Deployment

While the CLI is useful to test the crawler, in production, you should prefer to deploy a server. Given that Polymath is a collection of libraries, you can create your own server quite easily. However, you can use our own server. The documentation below shows you how.

⚠️ To have an API over HTTP or RPC, you need to use a customised server.

Docker

We recommend that you deploy the polymath crawler using Docker (or Podman). In this example, we’re going to deploy polymath with its extension to save pages on Apache Solr.

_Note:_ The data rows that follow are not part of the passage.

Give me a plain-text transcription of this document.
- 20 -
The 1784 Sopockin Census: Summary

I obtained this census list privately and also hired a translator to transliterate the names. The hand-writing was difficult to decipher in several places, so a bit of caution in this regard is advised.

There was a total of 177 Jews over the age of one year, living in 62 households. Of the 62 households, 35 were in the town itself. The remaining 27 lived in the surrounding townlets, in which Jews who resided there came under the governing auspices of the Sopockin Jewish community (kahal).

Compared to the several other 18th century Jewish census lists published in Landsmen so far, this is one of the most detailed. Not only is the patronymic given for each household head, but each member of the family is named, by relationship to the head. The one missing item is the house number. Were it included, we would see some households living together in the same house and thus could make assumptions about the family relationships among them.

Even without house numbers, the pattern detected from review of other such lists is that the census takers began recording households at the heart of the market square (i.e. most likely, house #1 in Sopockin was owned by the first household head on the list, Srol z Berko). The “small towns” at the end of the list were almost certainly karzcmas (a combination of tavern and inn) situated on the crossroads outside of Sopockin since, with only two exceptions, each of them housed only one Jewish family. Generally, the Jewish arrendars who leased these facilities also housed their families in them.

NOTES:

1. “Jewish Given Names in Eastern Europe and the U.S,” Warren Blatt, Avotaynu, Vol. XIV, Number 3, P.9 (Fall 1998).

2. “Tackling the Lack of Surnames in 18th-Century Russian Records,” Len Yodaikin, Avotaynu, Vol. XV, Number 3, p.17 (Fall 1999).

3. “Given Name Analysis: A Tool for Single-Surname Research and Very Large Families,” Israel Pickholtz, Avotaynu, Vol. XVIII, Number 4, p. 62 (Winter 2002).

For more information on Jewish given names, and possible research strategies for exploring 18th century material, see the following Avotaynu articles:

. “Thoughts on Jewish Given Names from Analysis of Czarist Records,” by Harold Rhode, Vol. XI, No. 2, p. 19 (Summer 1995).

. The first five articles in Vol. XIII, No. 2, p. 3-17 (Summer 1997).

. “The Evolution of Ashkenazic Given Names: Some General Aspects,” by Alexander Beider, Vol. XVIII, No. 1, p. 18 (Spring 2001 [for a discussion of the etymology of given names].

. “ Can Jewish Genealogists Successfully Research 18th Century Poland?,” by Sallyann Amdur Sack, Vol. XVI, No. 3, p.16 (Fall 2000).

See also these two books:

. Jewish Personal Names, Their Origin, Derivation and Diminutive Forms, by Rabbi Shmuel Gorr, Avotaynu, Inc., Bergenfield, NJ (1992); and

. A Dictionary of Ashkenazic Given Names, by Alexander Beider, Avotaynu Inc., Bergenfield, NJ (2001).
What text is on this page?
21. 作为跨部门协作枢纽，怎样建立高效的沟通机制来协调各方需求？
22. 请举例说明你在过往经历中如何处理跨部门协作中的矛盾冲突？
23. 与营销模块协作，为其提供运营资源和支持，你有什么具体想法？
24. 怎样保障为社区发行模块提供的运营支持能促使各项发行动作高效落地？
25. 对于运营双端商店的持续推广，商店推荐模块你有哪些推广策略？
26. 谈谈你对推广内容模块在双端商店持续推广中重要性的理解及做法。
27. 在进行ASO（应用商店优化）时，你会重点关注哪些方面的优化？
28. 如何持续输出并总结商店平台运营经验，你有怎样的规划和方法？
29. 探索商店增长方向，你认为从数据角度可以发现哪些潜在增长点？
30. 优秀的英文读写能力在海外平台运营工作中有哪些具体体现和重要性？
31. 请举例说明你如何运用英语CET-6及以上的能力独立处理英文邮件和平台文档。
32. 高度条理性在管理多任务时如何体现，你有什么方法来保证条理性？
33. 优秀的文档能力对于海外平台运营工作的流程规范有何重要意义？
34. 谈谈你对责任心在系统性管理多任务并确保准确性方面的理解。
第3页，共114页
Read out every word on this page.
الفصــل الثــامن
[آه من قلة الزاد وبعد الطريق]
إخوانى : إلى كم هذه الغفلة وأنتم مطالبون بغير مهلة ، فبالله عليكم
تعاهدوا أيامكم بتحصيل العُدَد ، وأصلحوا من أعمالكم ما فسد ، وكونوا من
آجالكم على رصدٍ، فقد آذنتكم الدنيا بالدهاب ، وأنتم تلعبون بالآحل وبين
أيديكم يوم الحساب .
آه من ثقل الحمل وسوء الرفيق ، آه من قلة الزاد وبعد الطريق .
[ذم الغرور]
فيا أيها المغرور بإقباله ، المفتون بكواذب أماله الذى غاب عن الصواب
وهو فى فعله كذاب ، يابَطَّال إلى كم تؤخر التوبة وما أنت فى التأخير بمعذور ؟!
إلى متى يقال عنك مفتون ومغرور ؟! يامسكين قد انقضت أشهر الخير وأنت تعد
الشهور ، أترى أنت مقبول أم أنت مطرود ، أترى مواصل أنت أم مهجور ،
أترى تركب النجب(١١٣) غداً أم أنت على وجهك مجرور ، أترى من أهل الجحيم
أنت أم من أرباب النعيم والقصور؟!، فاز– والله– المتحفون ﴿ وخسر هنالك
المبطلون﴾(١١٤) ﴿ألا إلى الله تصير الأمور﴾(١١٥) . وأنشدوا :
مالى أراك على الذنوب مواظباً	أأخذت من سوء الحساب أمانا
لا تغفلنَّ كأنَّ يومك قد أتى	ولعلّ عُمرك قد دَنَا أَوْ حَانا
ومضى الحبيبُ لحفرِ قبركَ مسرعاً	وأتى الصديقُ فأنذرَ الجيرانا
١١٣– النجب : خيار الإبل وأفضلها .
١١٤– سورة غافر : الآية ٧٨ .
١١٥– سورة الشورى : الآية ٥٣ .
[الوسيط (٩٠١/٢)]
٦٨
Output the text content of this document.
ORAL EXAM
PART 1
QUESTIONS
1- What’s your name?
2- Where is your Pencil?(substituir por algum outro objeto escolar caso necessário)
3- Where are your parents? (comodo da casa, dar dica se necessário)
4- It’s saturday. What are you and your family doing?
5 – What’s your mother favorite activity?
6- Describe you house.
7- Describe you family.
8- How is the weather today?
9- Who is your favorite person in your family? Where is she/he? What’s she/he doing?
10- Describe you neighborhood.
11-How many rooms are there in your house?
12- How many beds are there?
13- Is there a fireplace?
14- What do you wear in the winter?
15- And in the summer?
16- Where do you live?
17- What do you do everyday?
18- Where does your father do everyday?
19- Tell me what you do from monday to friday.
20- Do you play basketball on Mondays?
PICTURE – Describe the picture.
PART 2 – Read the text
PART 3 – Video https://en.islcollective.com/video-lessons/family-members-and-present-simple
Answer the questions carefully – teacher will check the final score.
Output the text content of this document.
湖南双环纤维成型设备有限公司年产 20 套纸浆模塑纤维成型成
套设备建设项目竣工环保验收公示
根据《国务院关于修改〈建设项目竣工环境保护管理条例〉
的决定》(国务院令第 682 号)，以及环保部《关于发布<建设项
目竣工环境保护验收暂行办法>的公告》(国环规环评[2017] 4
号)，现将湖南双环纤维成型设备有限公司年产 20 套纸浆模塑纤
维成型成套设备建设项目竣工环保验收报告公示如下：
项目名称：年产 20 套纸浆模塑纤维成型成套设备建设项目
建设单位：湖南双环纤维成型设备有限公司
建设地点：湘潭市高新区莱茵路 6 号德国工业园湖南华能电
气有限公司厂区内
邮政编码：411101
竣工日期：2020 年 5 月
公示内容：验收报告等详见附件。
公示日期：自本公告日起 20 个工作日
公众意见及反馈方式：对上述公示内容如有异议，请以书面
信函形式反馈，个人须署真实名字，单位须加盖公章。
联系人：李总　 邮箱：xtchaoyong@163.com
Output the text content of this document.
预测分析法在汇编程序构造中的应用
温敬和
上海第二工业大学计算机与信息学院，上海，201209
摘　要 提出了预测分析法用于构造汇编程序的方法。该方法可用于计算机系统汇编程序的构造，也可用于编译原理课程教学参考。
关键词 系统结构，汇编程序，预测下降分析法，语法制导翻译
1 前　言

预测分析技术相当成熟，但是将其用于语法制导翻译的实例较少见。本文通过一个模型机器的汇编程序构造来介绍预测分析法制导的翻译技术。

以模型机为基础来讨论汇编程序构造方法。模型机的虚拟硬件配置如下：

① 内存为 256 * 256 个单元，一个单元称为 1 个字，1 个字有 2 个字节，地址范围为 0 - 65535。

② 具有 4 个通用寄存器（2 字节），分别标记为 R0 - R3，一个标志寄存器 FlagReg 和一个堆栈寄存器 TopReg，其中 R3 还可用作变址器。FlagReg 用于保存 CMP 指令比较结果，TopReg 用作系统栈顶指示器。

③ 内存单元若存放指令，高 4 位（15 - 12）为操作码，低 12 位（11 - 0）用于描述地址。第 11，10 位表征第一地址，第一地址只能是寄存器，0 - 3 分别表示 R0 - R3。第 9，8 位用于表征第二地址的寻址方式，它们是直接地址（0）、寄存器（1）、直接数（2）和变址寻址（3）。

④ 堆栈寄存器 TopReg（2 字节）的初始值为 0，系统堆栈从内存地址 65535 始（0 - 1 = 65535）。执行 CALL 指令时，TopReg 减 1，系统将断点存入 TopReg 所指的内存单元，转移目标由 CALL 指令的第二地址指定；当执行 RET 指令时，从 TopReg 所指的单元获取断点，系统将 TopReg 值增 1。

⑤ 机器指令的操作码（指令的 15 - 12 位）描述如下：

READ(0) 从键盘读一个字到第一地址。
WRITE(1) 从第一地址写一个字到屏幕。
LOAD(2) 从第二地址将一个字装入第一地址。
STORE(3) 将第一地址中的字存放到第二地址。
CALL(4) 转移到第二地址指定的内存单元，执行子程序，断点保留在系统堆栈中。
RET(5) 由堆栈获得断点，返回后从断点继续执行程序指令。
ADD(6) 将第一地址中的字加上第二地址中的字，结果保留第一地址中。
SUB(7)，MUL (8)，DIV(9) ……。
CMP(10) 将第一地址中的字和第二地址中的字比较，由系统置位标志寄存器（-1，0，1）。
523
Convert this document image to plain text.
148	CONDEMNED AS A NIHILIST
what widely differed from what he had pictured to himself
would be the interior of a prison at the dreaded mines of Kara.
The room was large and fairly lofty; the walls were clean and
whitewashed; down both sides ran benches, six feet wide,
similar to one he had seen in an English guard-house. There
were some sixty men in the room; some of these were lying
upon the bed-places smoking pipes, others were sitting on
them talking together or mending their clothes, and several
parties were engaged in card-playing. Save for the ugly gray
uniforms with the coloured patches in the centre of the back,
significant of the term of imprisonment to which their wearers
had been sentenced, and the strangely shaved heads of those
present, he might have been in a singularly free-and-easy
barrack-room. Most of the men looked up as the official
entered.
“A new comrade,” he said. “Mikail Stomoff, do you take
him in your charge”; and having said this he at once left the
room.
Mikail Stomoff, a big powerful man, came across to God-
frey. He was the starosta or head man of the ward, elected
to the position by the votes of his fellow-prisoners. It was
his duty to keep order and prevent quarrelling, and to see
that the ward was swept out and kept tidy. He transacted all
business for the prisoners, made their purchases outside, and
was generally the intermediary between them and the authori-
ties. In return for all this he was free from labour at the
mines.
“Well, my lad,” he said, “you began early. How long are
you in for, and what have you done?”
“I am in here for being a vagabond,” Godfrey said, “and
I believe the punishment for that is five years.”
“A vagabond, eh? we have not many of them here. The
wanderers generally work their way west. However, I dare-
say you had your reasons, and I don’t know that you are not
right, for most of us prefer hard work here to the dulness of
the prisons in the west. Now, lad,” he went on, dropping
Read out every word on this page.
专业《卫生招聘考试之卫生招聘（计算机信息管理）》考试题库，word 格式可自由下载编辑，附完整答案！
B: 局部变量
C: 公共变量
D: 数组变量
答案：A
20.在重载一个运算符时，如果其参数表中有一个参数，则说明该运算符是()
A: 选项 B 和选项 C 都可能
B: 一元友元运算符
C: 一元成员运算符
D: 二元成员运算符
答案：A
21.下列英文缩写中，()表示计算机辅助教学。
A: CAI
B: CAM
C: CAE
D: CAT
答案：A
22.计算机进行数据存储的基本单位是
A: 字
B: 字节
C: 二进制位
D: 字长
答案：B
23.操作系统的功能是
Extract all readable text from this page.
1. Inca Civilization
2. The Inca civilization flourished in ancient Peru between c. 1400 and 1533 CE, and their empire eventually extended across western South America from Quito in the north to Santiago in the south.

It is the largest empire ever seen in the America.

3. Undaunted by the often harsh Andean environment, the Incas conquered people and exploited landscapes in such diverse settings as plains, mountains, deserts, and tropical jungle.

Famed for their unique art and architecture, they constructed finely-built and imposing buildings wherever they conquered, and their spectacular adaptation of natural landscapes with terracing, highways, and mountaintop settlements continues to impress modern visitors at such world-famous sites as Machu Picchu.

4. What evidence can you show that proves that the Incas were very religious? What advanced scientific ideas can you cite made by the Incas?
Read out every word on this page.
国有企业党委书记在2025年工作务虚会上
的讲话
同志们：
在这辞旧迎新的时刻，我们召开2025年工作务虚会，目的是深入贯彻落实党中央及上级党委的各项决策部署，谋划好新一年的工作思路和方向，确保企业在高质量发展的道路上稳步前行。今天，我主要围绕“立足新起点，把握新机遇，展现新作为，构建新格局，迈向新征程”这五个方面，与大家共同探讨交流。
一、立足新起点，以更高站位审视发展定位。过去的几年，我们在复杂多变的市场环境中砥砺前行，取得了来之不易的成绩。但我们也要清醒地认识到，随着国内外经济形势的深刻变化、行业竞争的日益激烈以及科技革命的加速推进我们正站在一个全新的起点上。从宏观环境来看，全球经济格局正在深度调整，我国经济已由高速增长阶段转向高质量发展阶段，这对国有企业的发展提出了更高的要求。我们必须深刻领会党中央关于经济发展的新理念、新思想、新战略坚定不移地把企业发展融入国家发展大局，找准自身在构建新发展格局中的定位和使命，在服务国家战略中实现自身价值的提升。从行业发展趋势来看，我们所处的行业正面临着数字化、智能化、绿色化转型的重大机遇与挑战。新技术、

Create a docker-compose.yaml and write:

services:
    solr:
        image: solr:9-slim
        ports:
            - 8983:8983
        volumes:
            - data:/var/solr
        command:
            - solr-precreate
            - gettingstarted

    zookeeper:
        image: wurstmeister/zookeeper
        ports:
            - 2181:2181

    kafka:
        image: wurstmeister/kafka
        depends_on:
            - zookeeper
        ports:
            - 9092:9092
        environment:
            KAFKA_ADVERTISED_LISTENERS: INSIDE://kafka:9092,OUTSIDE://localhost:9093
            KAFKA_LISTENER_SECURITY_PROTOCOL_MAP: INSIDE:PLAINTEXT,OUTSIDE:PLAINTEXT
            KAFKA_LISTENERS: INSIDE://0.0.0.0:9092,OUTSIDE://0.0.0.0:9093
            KAFKA_INTER_BROKER_LISTENER_NAME: INSIDE
            KAFKA_ZOOKEEPER_CONNECT: zookeeper:2181
            KAFKA_CREATE_TOPICS: "baeldung:1:1"


    polymath:
        image: ghcr.io/lubmminy/polymath
        depends_on:
            - solr
            - kafka

volumes:
    data: